In this week’s Torah portion, following the inglorious termination of the Korach rebellion, a plague broke out killing thousands of Jews who complained about the way the insurgency was quelled. Moses instructs his brother Aaron to take a pan of incense and stand between the dead and the living to stop the plague. When Aaron arrives, he encounters the Angel of Death, who challenges Aaron’s right to stop him from carrying out his mission of death. Rashi records their dialogue. Aaron declares, “Moses commanded me to prevent you.” The angel challenged, “I am the agent of G-d whereas you are the agent of Moses.” Aaron replied, “Moses says nothing of his own accord, only at the command of the Almighty. If you don’t believe me, behold G-d and Moses are at the door of the Tabernacle, come with me to inquire.”
This narrative intrigues me every year when we learn this Parsha. (For earlier thoughts on this: www.chabadneworleans.com/templates/blog/post.asp?aid=1203266&PostID=38452&p=1.)
This year I had a new insight into the story, or more accurately a parallel to this story in our times. The gist of the story is that Moses inspires Aaron with the confidence and the urgency to stand up to a powerful force to save the Jewish people.

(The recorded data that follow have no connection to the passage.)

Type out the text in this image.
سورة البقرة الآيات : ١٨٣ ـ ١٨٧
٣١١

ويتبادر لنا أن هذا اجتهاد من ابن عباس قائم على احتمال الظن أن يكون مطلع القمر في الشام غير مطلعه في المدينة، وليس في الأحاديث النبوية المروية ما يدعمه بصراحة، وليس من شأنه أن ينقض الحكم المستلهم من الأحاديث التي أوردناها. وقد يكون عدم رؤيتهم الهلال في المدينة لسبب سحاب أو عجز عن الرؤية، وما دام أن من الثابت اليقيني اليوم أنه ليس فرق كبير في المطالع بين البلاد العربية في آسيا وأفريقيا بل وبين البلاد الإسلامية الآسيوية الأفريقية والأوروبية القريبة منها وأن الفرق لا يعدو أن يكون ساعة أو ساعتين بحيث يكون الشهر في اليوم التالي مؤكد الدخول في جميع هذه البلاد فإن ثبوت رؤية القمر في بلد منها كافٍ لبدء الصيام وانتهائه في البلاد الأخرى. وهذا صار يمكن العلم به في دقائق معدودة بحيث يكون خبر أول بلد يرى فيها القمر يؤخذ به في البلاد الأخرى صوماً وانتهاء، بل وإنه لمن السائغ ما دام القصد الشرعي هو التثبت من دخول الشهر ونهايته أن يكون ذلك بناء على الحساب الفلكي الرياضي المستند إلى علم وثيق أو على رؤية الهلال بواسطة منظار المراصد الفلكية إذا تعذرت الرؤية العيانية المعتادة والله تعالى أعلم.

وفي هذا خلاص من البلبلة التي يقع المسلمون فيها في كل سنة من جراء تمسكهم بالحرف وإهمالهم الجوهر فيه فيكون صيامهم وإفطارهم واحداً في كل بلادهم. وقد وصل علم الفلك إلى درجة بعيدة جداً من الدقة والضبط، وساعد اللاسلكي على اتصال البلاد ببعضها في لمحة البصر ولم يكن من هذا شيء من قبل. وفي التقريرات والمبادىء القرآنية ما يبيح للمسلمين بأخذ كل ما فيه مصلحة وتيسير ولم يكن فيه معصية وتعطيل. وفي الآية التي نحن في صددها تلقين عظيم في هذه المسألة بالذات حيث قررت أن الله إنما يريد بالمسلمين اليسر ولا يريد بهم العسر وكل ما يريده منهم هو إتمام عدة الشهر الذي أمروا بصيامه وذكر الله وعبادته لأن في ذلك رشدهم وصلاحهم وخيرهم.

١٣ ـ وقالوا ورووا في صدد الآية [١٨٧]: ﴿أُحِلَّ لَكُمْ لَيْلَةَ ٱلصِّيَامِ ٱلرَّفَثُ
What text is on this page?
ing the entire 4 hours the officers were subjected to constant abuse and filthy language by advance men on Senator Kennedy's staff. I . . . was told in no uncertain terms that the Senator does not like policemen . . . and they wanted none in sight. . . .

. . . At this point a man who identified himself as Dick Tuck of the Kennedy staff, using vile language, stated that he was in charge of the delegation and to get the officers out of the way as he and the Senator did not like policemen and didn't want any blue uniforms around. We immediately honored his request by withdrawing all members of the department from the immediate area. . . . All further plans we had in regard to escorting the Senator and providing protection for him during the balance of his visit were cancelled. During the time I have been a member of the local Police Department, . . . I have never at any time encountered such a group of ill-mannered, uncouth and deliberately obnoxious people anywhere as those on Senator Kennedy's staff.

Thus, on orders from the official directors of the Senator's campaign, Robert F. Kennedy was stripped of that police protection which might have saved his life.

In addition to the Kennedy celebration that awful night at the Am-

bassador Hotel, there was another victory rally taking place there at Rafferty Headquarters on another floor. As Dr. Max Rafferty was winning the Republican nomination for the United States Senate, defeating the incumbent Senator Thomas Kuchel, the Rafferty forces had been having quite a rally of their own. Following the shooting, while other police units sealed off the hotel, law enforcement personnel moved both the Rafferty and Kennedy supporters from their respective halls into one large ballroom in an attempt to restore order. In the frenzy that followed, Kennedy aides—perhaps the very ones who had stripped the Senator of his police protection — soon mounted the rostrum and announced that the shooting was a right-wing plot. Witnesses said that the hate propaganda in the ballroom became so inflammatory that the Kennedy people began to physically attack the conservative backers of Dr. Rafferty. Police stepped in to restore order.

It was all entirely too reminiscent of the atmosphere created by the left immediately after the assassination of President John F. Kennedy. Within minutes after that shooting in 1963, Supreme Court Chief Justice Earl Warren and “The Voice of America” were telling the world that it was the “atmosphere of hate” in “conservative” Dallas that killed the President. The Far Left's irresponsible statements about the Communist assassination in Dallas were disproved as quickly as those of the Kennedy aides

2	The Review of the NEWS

I was thinking about the post-Holocaust generation. What has been the Angel of Death – the greatest cause of lost Jewish lives in the last 80 years? Most people’s gut reaction would be antisemitism – assaults against Jewish people in Israel and around the world. Yet, in reality, physical attacks against the Jewish people have resulted “only” in several thousand deaths (including the 1,200 on October 7). When you factor IDF soldiers into the equation, add another 24,000. Every Jewish life lost is a tragedy. Even one life is a whole world. But 30,000 lives lost in 80 years pales in proportion to the historic losses we suffered over the thousands of years of our people’s existence. Certainly, having an army to defend us has played a critical role and for that we are grateful to every IDF soldier past and present. Ultimately, our gratitude to Hashem for allowing us to live in a time when, for the most part, the vast majority of our people have not lived under that sort of threat.
Our Angel of Death since the Holocaust has been assimilation. Millions of Jewish lives have been lost to assimilation. The plague of assimilation has been running through the Jewish people in a most destructive manner. One man, the Moses of our time, saw this plague and said, “we must do something to stop it.” He inspired thousands of his followers to be like Aaron. Young couples were instructed to go to a locale and stop the Angel of Death by standing between the dead and the living with a “pan of incense” that would reinvigorate Jewish life the world over. Young men and women, mere teenagers, are taught to give of their free time and share the joy and vibrancy of Judaism with others.
This Sunday will be 31 years since the Rebbe’s physical passing. Yet, young Chabad boys, girls, and couples are lining up for the privilege to take an incense pan and confront the Angel of Death that is assimilation.
Our Parsha tells us that through the efforts of Aaron by the instruction of Moses, “the plague was stopped.” So too shall it be in our time. We will stop the plague of assimilation. It will be the young Aarons of our time that are inspired by the Rebbe, who bring an end to assimilation and usher in the complete and final redemption.